While creating habitat for many other species, beavers largely impact river form and migration by digging canals, creating wetlands. and building dams (see beaver dam in the photo below) to divert flow along the East River.

Sophie has been working on extracting data to develop a model that determines when river meanders will cut off such that the river takes a new route, but this is largely complicated by beaver dams that appear to force meander cutoffs like the one below from 2012.

Using repeat aerial imagery, Sophie helped us determine where the East River was in the past and how far the river has moved between images, and Mulu’s historical analysis of the river flow helped me link erosion to hydrology.

With help from Dr. Carli Arendt (using a DGPS below) to install marker horizon pads in the field, we are able to measure the amount of sediment that accumulates on the floodplain during high flows.

I measure the amount of sediment above the top layer of this white feldspar, which Carli helped me and Joel Rowland place on the floodplain.
While we were in the field last fall, we also borrowed a Google Street View dome camera and walked the East River along a portion of the study area. You can walk the river with me, Carli, and Joel and view the images on Google Maps Street View!! See Joel below with the Google dome camera on the other side of a beaver dam.
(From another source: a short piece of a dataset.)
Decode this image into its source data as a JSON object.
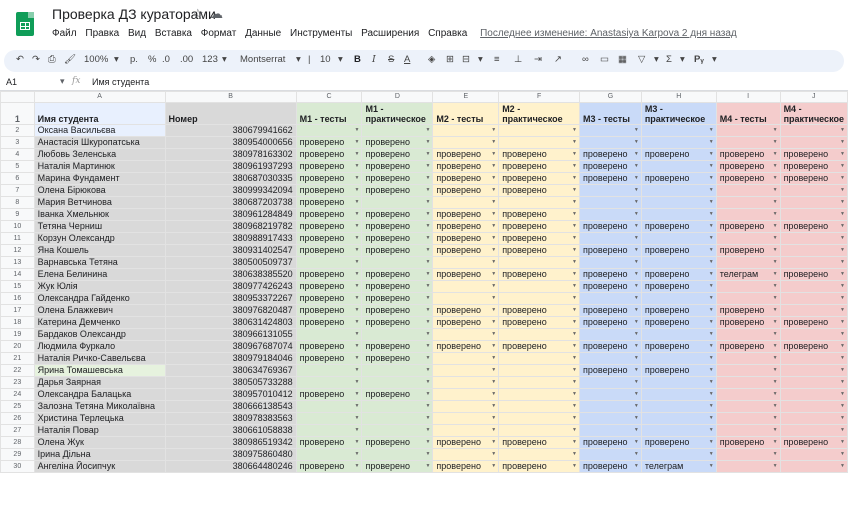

In addition to measuring erosion and deposition, I am looking at how much carbon is stored in floodplain sediment and what factors influence how that carbon changes with time as microbes and aquatic invertebrates eat and transform the carbon! This analysis is done in collaboration with scientists from the Pacific Northwest National Laboratory, Malak Tfaily and Nancy Washton, and funding through the Environmental Molecular Sciences Laboratory @EMSLscience

All of this will help determine how hydrology and geomorphology influence carbon dynamics in the East River watershed. We will then be able to extend our findings to other mountain rivers and focus on the most important aspects of carbon dynamics when we start to look at much larger rivers.